Configura-se como delito comum, subjetivamente complexo, formal, unissubjetivo, plurissubsistente e instantâneo e, como o roubo, apresenta-se como delito pluriofensivo na medida em que lesiona mais de um bem jurídico: patrimônio e integridade física e psíquica.

A descrição típica contempla as figuras de constranger alguém mediante o emprego de violência (física) ou grave ameaça (psíquica), a fazer, tolerar que se faça ou deixar de fazer alguma coisa.

Por tratar-se de delito formal, se consuma independentemente da obtenção da vantagem indevida. 

A figura qualificada do sequestro relâmpago, prevista no §3º, foi inserida pela lei 11923/2009 e ocorre nos casos em que o agente restringe a liberdade da vítima como condição necessária para a obtenção da vantagem econômica.

Extorsão Mediante Sequestro

Delito complexo na medida em que contempla duas figuras típicas, quais sejam: a extorsão e o sequestro.

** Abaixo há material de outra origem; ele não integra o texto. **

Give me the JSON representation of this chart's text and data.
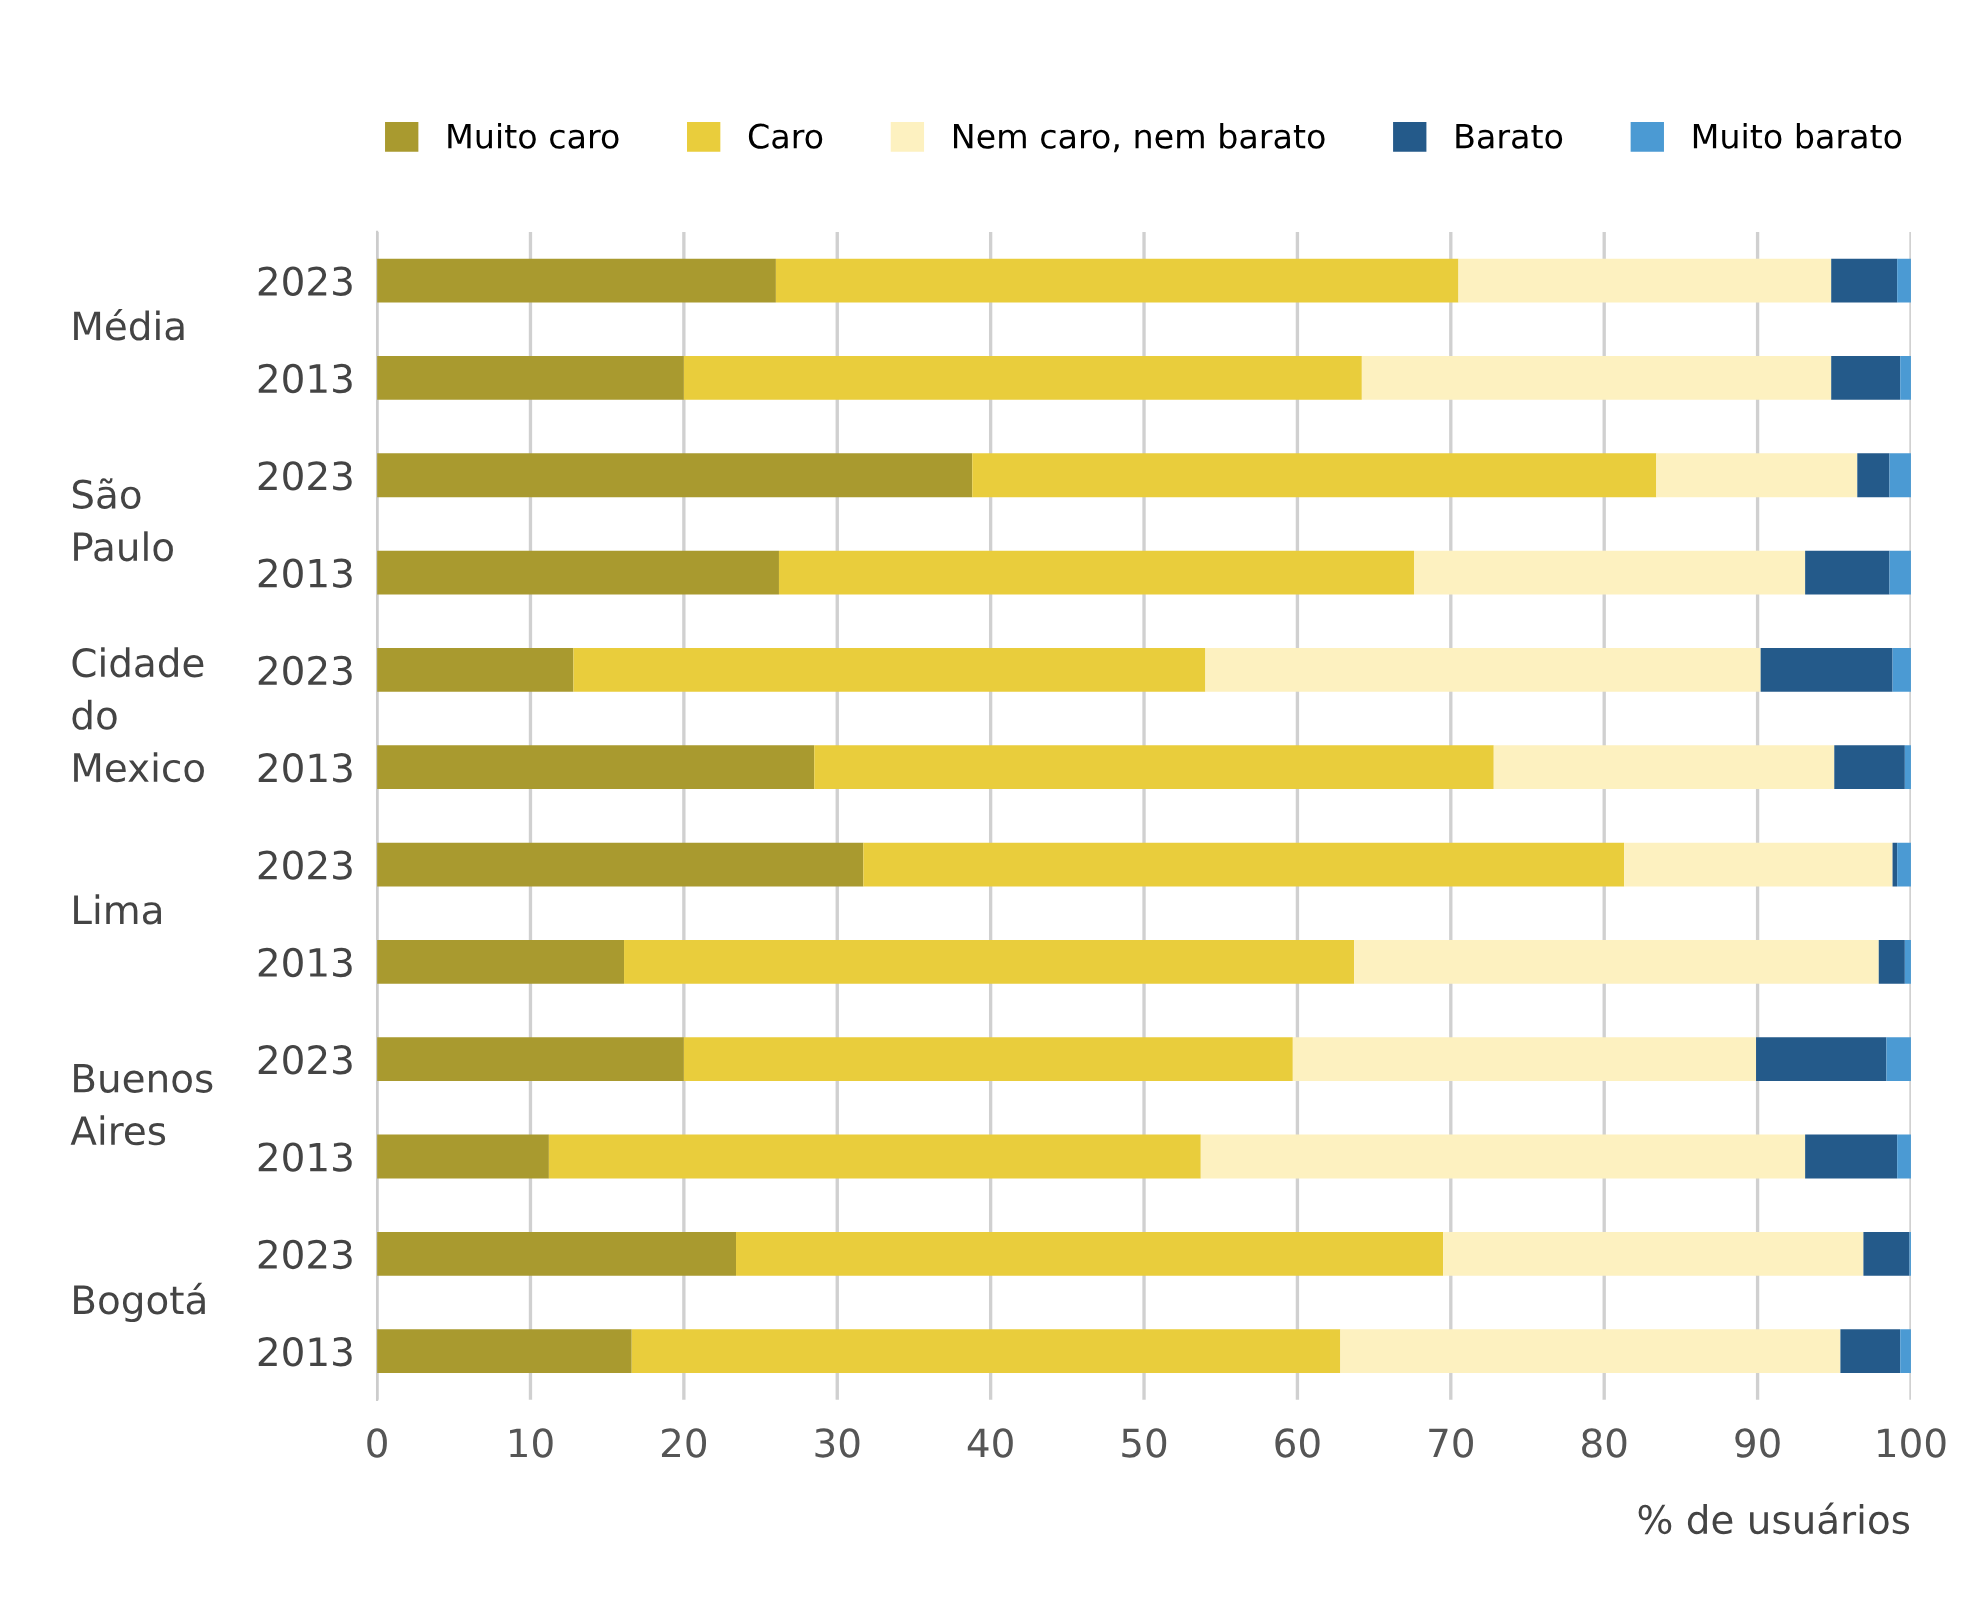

Configura-se como delito comum, permanente, formal, de dano, subjetivamente complexo, unissubjetivo e plurissubsistente.

Consumação: Por tratar-se de delito formal, consuma-se no momento em que a vítima é arrebatada, independentemente da obtenção da vantagem indevida que configuraria mero exaurimento da conduta do agente.

Classifica-se em simples e qualificado pelo resultado lesão corporal de natureza grave, morte ou nos casos em que o sequestro dura mais de 24 (vinte e quatro) horas, se o sequestrado é menor de 18 (dezoito) ou maior de 60 (sessenta) anos, ou se o crime é cometido por associação criminosa.

Interessante destacar a causa de diminuição de pena denominada delação premiada aplicável no caso de concurso de pessoas, quando um dos concorrentes denunciar à autoridade, facilitando a libertação do sequestrado sendo, portanto, imprescindível a relação de causalidade entre a delação e a libertação da vítima.

Extorsão Indireta

Configura-se pela conduta de exigir ou receber, como garantia de dívida, abusando da situação de alguém, documento que pode dar causa a procedimento criminal contra a vítima ou contra terceiro e possui como objeto material o documento utilizado pelo autor da conduta, seja ele qualquer documento instrumental, podendo ser qualquer escrito, público ou particular, fixado por uma pessoa, através de meio apto a transmitir o seu pensamento, vontade etc

Configura-se como delito próprio, formal (questão controvertida), instantâneo, unissubjetivo e plurissubsistente.

Consuma-se no momento da exigência ou do recebimento do documento em garantia de dívida.